The qualitative data was analyzed using the grounded theory approach (Charmaz, 2014). The first researcher was present during the interviews. Initially, the third researcher performed open coding, scrutinizing the data line by line, which led to the identification of initial codes and patterns. Then, the first and third researchers analyzed the data separately. They then came together to discuss recurring patterns and themes. Through constant comparison, the first and third researchers refined and organized these codes into categories, forming the foundation for focused coding. Afterward, the focused codes were further refined and transformed into conceptual categories.
Qualitative Findings
Demographics
The qualitative interviews included a sample of eight participants drawn from those who completed the survey. The majority were female (75%), with an average age of 41.4 years (SD = 7.63). Most participants (62.5%) had settled in their current location in 2017 or later. Equal proportions originated from Iraq and Syria (50% each) and self-identified as Muslim. Marital status was predominantly married (87.5%), while employment status varied. Educational attainment leaned higher, with half having pursued higher education. Self-reported health status was generally favorable, with 50% describing their health as excellent, 25% as good, and 25% as normal (Table 6).

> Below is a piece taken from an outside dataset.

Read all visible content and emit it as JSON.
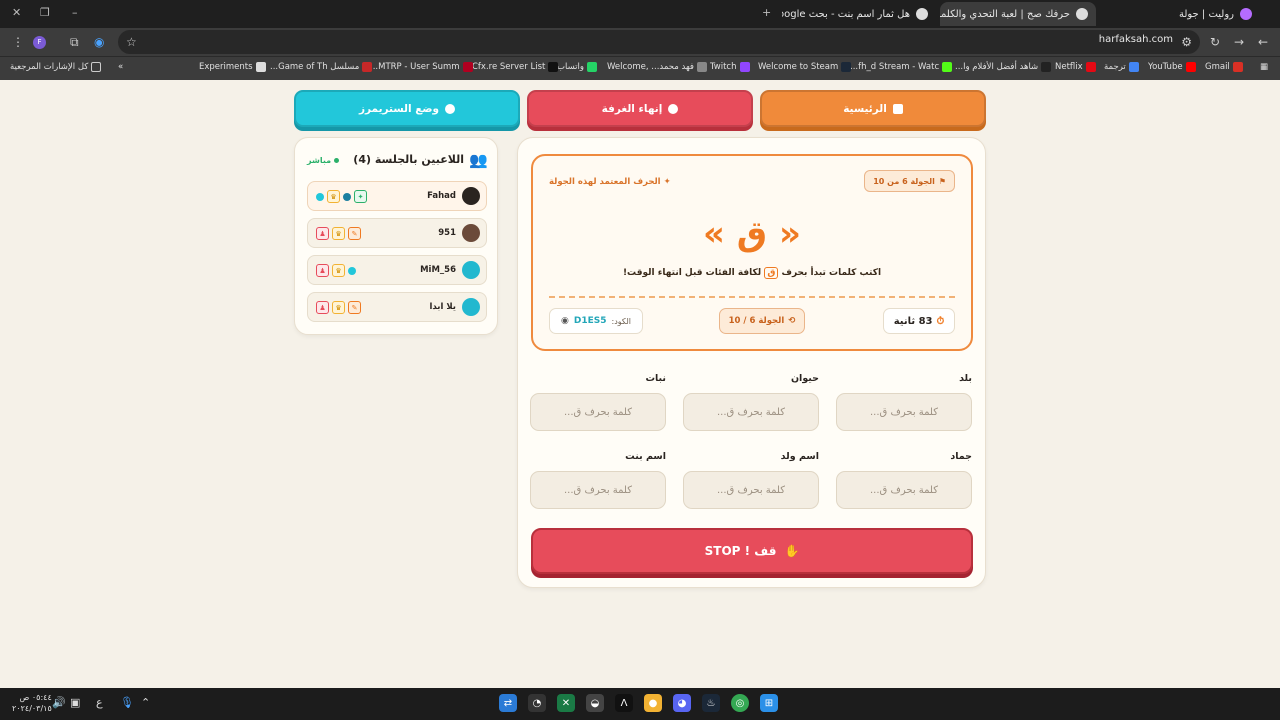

Socio-Demographic Characteristics of Participants From the In-Depth Interviews.
Effects of Historical Events
Historical events, including the COVID-19 pandemic, elections, the Travel Ban, and ongoing security rhetoric by governments, have disrupted the process of family reunification for the refugee participants. We waited for 5 years to be able to come to the U.S. 5 years. (Syrian woman) …Trump banned refugees from here. But since he left, it got better. My daughter's husband's brother. He and his family got stuck and they have been there for 8 years now … I think even with Biden things are very slow, backed up. (Iraqi woman) I had to borrow some money from my friend, and I bought a car and now work with Lyft and Uber … Before COVID, things were okay, but after COVID, it is very difficult. (Syrian woman)
Moreover, disruptions caused by COVID-19 led to the implementation of additional health screening processes for refugees. We were ready to come and we already did the medical test and everything but we had to wait 6 more months so we had to redo all the medical tests and had to spend more money to do all that. (Syrian woman)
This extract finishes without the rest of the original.